In one of my earlier posts about the Le Trip to HK with the Fam, I mentioned that I will include in this blog a breakdown of our expenses while in Hong Kong. I also posted a challenge to myself to keep the expenses down to Fifteen thousand pesos, inclusive of hotel and airfare (if possible).
There is a reason for this post. I have always been hounded by friends and colleagues that I seem to have the bank account of a Hilton due to my endless meanderings. Truth be told, I have zero savings following the trip to Seoul in March and I even wonder on my capability to go out of the country in spite a very limited budget. I always tell myself this is because of my ability to find cheap deals and even wrote about how to spend cheap and still get to see new places.
As a supplement to this piece, here’s the breakdown of our total expenses while in Hong Kong:
Well, we pretty much kept the budget below PHP15,000.00 for the whole trip inclusive of lodging, meal for three days and entrance to some attractions. We also included the budget for groceries for late night snacks and the Octopus Card loaded for HKD150 on our first day and topped up with HKD30 on our third day.

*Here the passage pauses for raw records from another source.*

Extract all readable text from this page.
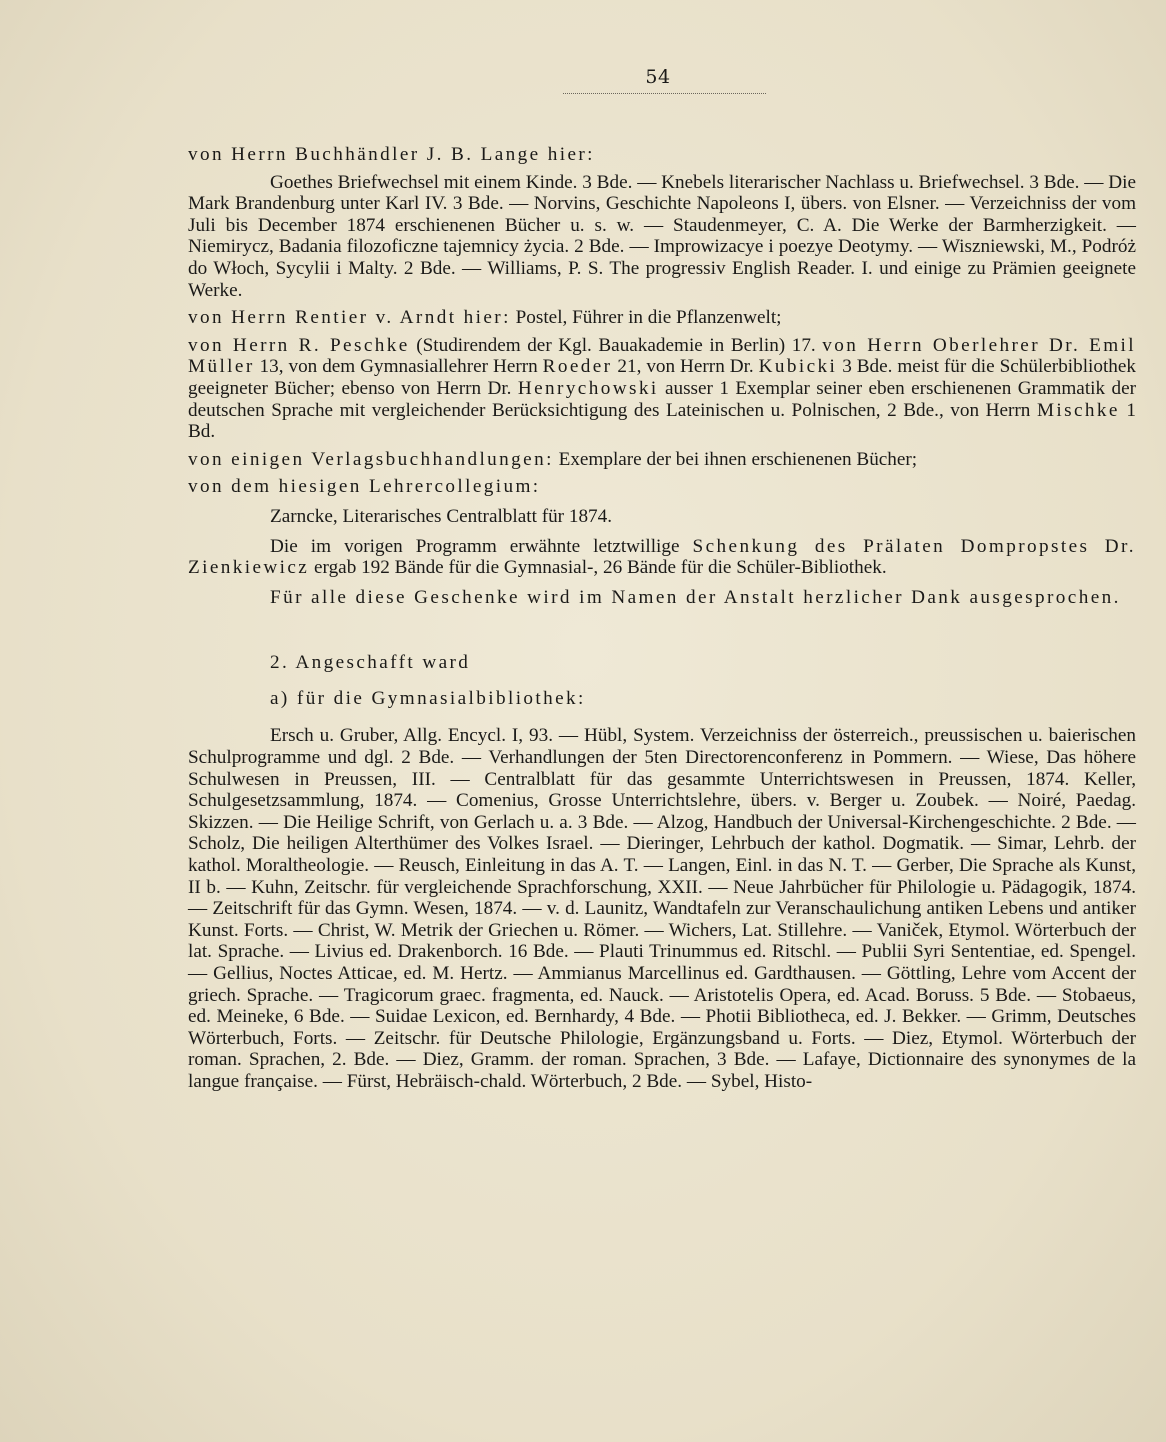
54

von Herrn Buchhändler J. B. Lange hier:

Goethes Briefwechsel mit einem Kinde. 3 Bde. — Knebels literarischer Nachlass u. Briefwechsel. 3 Bde. — Die Mark Brandenburg unter Karl IV. 3 Bde. — Norvins, Geschichte Napoleons I, übers. von Elsner. — Verzeichniss der vom Juli bis December 1874 erschienenen Bücher u. s. w. — Staudenmeyer, C. A. Die Werke der Barmherzigkeit. — Niemirycz, Badania filozoficzne tajemnicy życia. 2 Bde. — Improwizacye i poezye Deotymy. — Wiszniewski, M., Podróż do Włoch, Sycylii i Malty. 2 Bde. — Williams, P. S. The progressiv English Reader. I. und einige zu Prämien geeignete Werke.

von Herrn Rentier v. Arndt hier: Postel, Führer in die Pflanzenwelt;

von Herrn R. Peschke (Studirendem der Kgl. Bauakademie in Berlin) 17. von Herrn Oberlehrer Dr. Emil Müller 13, von dem Gymnasiallehrer Herrn Roeder 21, von Herrn Dr. Kubicki 3 Bde. meist für die Schülerbibliothek geeigneter Bücher; ebenso von Herrn Dr. Henrychowski ausser 1 Exemplar seiner eben erschienenen Grammatik der deutschen Sprache mit vergleichender Berücksichtigung des Lateinischen u. Polnischen, 2 Bde., von Herrn Mischke 1 Bd.

von einigen Verlagsbuchhandlungen: Exemplare der bei ihnen erschienenen Bücher;

von dem hiesigen Lehrercollegium:

Zarncke, Literarisches Centralblatt für 1874.

Die im vorigen Programm erwähnte letztwillige Schenkung des Prälaten Dompropstes Dr. Zienkiewicz ergab 192 Bände für die Gymnasial-, 26 Bände für die Schüler-Bibliothek.

Für alle diese Geschenke wird im Namen der Anstalt herzlicher Dank ausgesprochen.

2. Angeschafft ward

a) für die Gymnasialbibliothek:

Ersch u. Gruber, Allg. Encycl. I, 93. — Hübl, System. Verzeichniss der österreich., preussischen u. baierischen Schulprogramme und dgl. 2 Bde. — Verhandlungen der 5ten Directorenconferenz in Pommern. — Wiese, Das höhere Schulwesen in Preussen, III. — Centralblatt für das gesammte Unterrichtswesen in Preussen, 1874. Keller, Schulgesetzsammlung, 1874. — Comenius, Grosse Unterrichtslehre, übers. v. Berger u. Zoubek. — Noiré, Paedag. Skizzen. — Die Heilige Schrift, von Gerlach u. a. 3 Bde. — Alzog, Handbuch der Universal-Kirchengeschichte. 2 Bde. — Scholz, Die heiligen Alterthümer des Volkes Israel. — Dieringer, Lehrbuch der kathol. Dogmatik. — Simar, Lehrb. der kathol. Moraltheologie. — Reusch, Einleitung in das A. T. — Langen, Einl. in das N. T. — Gerber, Die Sprache als Kunst, II b. — Kuhn, Zeitschr. für vergleichende Sprachforschung, XXII. — Neue Jahrbücher für Philologie u. Pädagogik, 1874. — Zeitschrift für das Gymn. Wesen, 1874. — v. d. Launitz, Wandtafeln zur Veranschaulichung antiken Lebens und antiker Kunst. Forts. — Christ, W. Metrik der Griechen u. Römer. — Wichers, Lat. Stillehre. — Vaniček, Etymol. Wörterbuch der lat. Sprache. — Livius ed. Drakenborch. 16 Bde. — Plauti Trinummus ed. Ritschl. — Publii Syri Sententiae, ed. Spengel. — Gellius, Noctes Atticae, ed. M. Hertz. — Ammianus Marcellinus ed. Gardthausen. — Göttling, Lehre vom Accent der griech. Sprache. — Tragicorum graec. fragmenta, ed. Nauck. — Aristotelis Opera, ed. Acad. Boruss. 5 Bde. — Stobaeus, ed. Meineke, 6 Bde. — Suidae Lexicon, ed. Bernhardy, 4 Bde. — Photii Bibliotheca, ed. J. Bekker. — Grimm, Deutsches Wörterbuch, Forts. — Zeitschr. für Deutsche Philologie, Ergänzungsband u. Forts. — Diez, Etymol. Wörterbuch der roman. Sprachen, 2. Bde. — Diez, Gramm. der roman. Sprachen, 3 Bde. — Lafaye, Dictionnaire des synonymes de la langue française. — Fürst, Hebräisch-chald. Wörterbuch, 2 Bde. — Sybel, Histo-
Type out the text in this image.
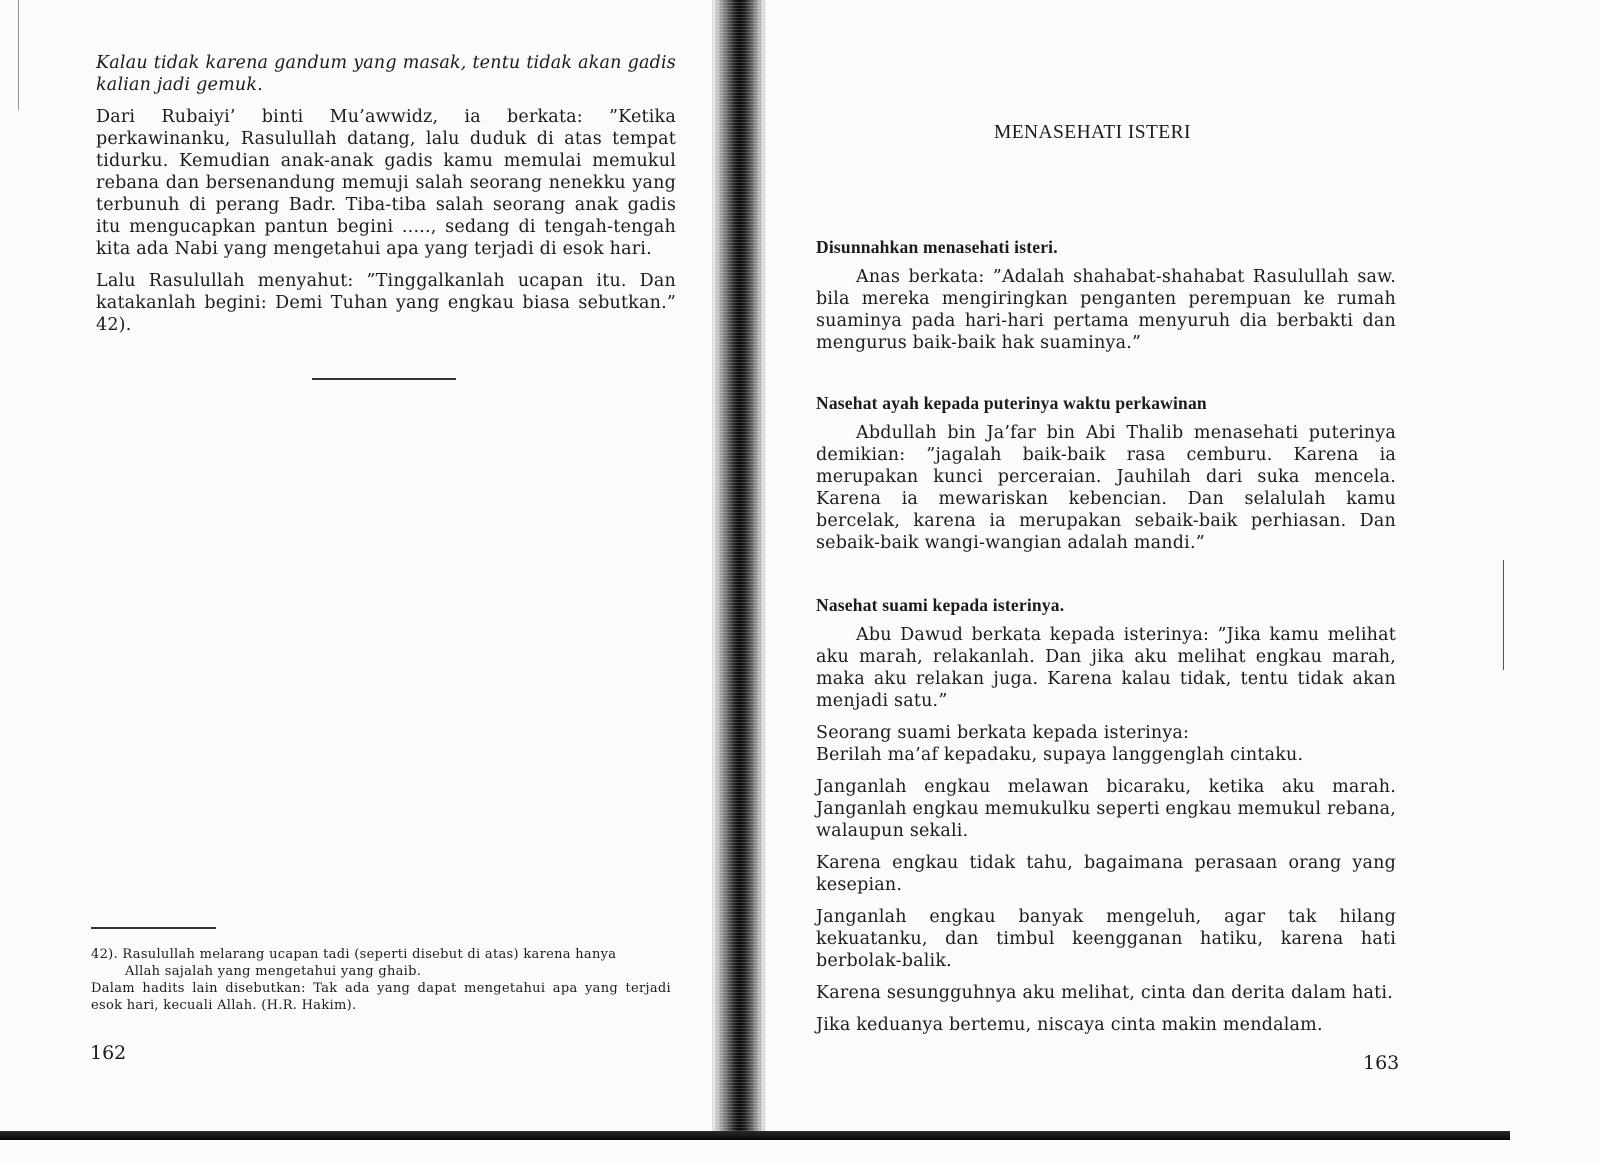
Kalau tidak karena gandum yang masak, tentu tidak akan gadis kalian jadi gemuk.

Dari Rubaiyi’ binti Mu’awwidz, ia berkata: ”Ketika perkawinanku, Rasulullah datang, lalu duduk di atas tempat tidurku. Kemudian anak-anak gadis kamu memulai memukul rebana dan bersenandung memuji salah seorang nenekku yang terbunuh di perang Badr. Tiba-tiba salah seorang anak gadis itu mengucapkan pantun begini ....., sedang di tengah-tengah kita ada Nabi yang mengetahui apa yang terjadi di esok hari.

Lalu Rasulullah menyahut: ”Tinggalkanlah ucapan itu. Dan katakanlah begini: Demi Tuhan yang engkau biasa sebutkan.” 42).

42). Rasulullah melarang ucapan tadi (seperti disebut di atas) karena hanya

Allah sajalah yang mengetahui yang ghaib.

Dalam hadits lain disebutkan: Tak ada yang dapat mengetahui apa yang terjadi esok hari, kecuali Allah. (H.R. Hakim).

162
MENASEHATI ISTERI

Disunnahkan menasehati isteri.

Anas berkata: ”Adalah shahabat-shahabat Rasulullah saw. bila mereka mengiringkan penganten perempuan ke rumah suaminya pada hari-hari pertama menyuruh dia berbakti dan mengurus baik-baik hak suaminya.”

Nasehat ayah kepada puterinya waktu perkawinan

Abdullah bin Ja’far bin Abi Thalib menasehati puterinya demikian: ”jagalah baik-baik rasa cemburu. Karena ia merupakan kunci perceraian. Jauhilah dari suka mencela. Karena ia mewariskan kebencian. Dan selalulah kamu bercelak, karena ia merupakan sebaik-baik perhiasan. Dan sebaik-baik wangi-wangian adalah mandi.”

Nasehat suami kepada isterinya.

Abu Dawud berkata kepada isterinya: ”Jika kamu melihat aku marah, relakanlah. Dan jika aku melihat engkau marah, maka aku relakan juga. Karena kalau tidak, tentu tidak akan menjadi satu.”

Seorang suami berkata kepada isterinya:

Berilah ma’af kepadaku, supaya langgenglah cintaku.

Janganlah engkau melawan bicaraku, ketika aku marah. Janganlah engkau memukulku seperti engkau memukul rebana, walaupun sekali.

Karena engkau tidak tahu, bagaimana perasaan orang yang kesepian.

Janganlah engkau banyak mengeluh, agar tak hilang kekuatanku, dan timbul keengganan hatiku, karena hati berbolak-balik.

Karena sesungguhnya aku melihat, cinta dan derita dalam hati.

Jika keduanya bertemu, niscaya cinta makin mendalam.

163
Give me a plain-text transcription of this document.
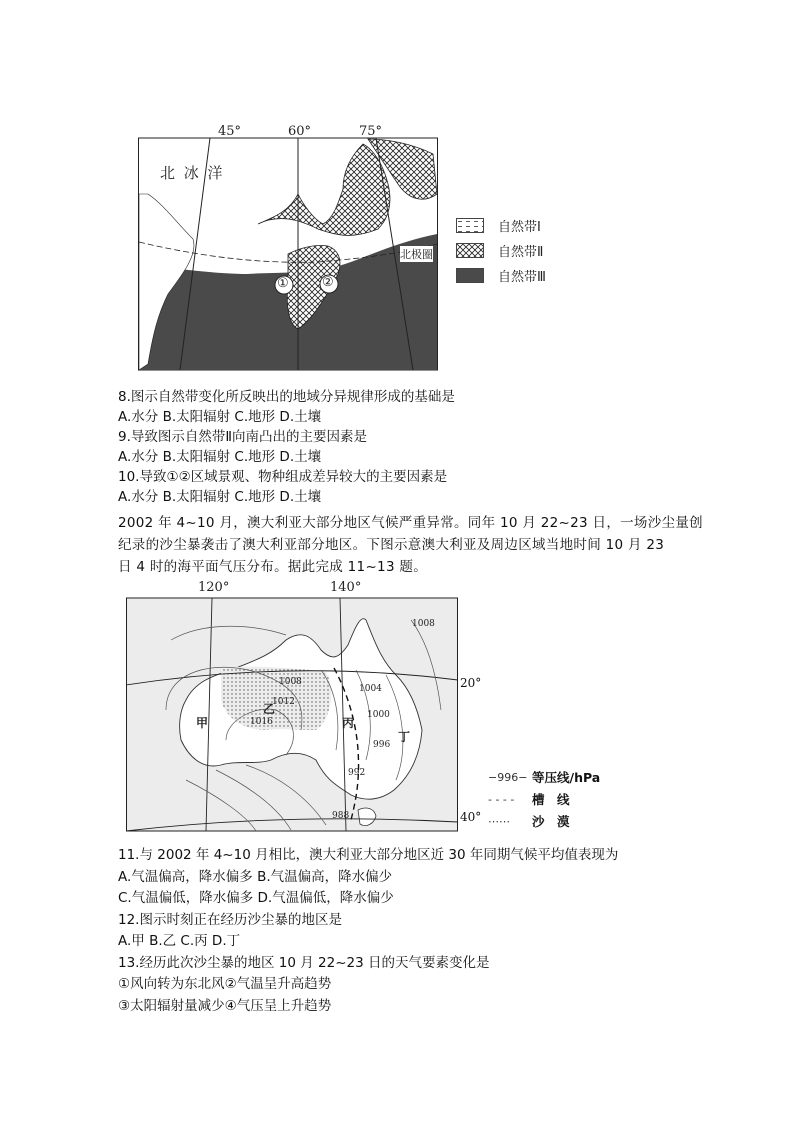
45°	60°	75°
北 冰 洋
北极圈
①	②
自然带Ⅰ
自然带Ⅱ
自然带Ⅲ
8.图示自然带变化所反映出的地域分异规律形成的基础是
A.水分 B.太阳辐射 C.地形 D.土壤
9.导致图示自然带Ⅱ向南凸出的主要因素是
A.水分 B.太阳辐射 C.地形 D.土壤
10.导致①②区域景观、物种组成差异较大的主要因素是
A.水分 B.太阳辐射 C.地形 D.土壤
2002 年 4~10 月，澳大利亚大部分地区气候严重异常。同年 10 月 22~23 日，一场沙尘量创
纪录的沙尘暴袭击了澳大利亚部分地区。下图示意澳大利亚及周边区域当地时间 10 月 23
日 4 时的海平面气压分布。据此完成 11~13 题。
120°	140°
1008
1008
1012
1016
1004
1000
996
992
988
甲
乙
丙
丁
20°
40°
−996− 等压线/hPa
- - - -	槽　线
⋯⋯	沙　漠
11.与 2002 年 4~10 月相比，澳大利亚大部分地区近 30 年同期气候平均值表现为
A.气温偏高，降水偏多 B.气温偏高，降水偏少
C.气温偏低，降水偏多 D.气温偏低，降水偏少
12.图示时刻正在经历沙尘暴的地区是
A.甲 B.乙 C.丙 D.丁
13.经历此次沙尘暴的地区 10 月 22~23 日的天气要素变化是
①风向转为东北风②气温呈升高趋势
③太阳辐射量减少④气压呈上升趋势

We booked our tickets three months ahead via Cebu Pacific and was able to secure round trip tickets for six for just PHP24,000 or PHP4,000 per head, round trip. I don’t know if any of you had problems booking with Cebu Pacific using their online booking system, but we had to try a lot of times before we even get through the first step. Frustrated, we decided to call the Customer Service Hotline where a very patient agent handled our booking.
A month and a half prior to trip, we booked our lodging through City Econo Guesthouse (see my review here) which I found after searching online. Since October has always been a “conference month” for Hong Kong, majority of the hostels and guesthouses I inquired in were all fully booked. City Econo Guesthouse is a highly recommended lodging at Pinoy Exchange and while reviews are pretty scant online, I decided to take a risk and reserved online. You will not be required a deposit, except the commitment to confirm your booking three days before the trip.
STAYING IN NATHAN ROAD
I’ve always been curious about Nathan Road, that long stretch, starting from the boundary between Kowloon and HK Island and known for its numerous guest houses, hustlers, high end stores and malls as well as a melting pot of various nationalities. I have always been curious on the allure of its curious lights and the incessant noise, the buses careening through it. The aging buildings, housing a collection of guesthouses, girly bars, vegetarian restaurants and acupuncture clinics, had the beauty of decay and life mixed together. In spite the curiosity, I always chose to be on the safe side and booked a room somewhere in HK Island — first in Northpoint and the next, in Wanchai. But for this trip, I insisted on staying in Tsim Sha Tsui, right at the heart of Nathan Road. I figured the parents will love the bright lights and the endless stream of people. I, of course, was right. Upon waking up, mum and dad would walk the long stretch and go around the block, enjoying the locals and the thrill of meeting an occasional Filipina.
Near the guesthouse was many shops, both those catering to Western tastes but more interestingly, the Chinese medicine shops, the curio places, an old hole in the wall selling dumplings and xiao long baos and vegetarian snacks and a bakery selling goodies that would shame even Bread Talk’s best creations. These, and the amazingly cheap wares available made this a very good choice.
ENJOYING CHEAP EATS
While it is understandable that we will look for the usual things we eat back home (McD’s, KFC and the like), we have to admit that one of the best things about traveling is tasting delicacies that never get to find in our various localities. In HK, the family and I feasted on various offerings found in Temple Street Night Market. We also walked along Nathan Road and found a family-run place selling to die for fruit shakes. (This is near Tsim Sha Tsui Police Station) Beside it was a small establishment selling yummy fried scallops and fish balls.
You can pick your seafood of choice and they will cook it according to your specifications. In the Philippines, we also have restaurants offering this kind of service. We call it paluto.
If we will factor in our plane fare, our total expense will go up to PHP15,272.00. Since it was a family trip, we really didn’t indulge in shopping. In fact, on our last day, I just bought a new wallet for HKD50 (less than PHP300) plus a Bruce Lee t-shirt for me and the hubby. I also made a quick trip to Ikea Causeway Bay to get a gift to a friend getting married in December. It was also a conscious effort on my part not to spend as much since the priority for our parents to experience Hong Kong.
We were also able to see the places we wanted while ensuring that our elderly parents will get to experience the joy of Hong Kong. My parents, being children of older times when the Philippines struggled with poverty, were like kids in a toy store every time, especially when we brought them to Disneyland. It was truly worth it, the happiness in their faces while they line up to take their picture with Mickey and Minnie Mouse is truly priceless.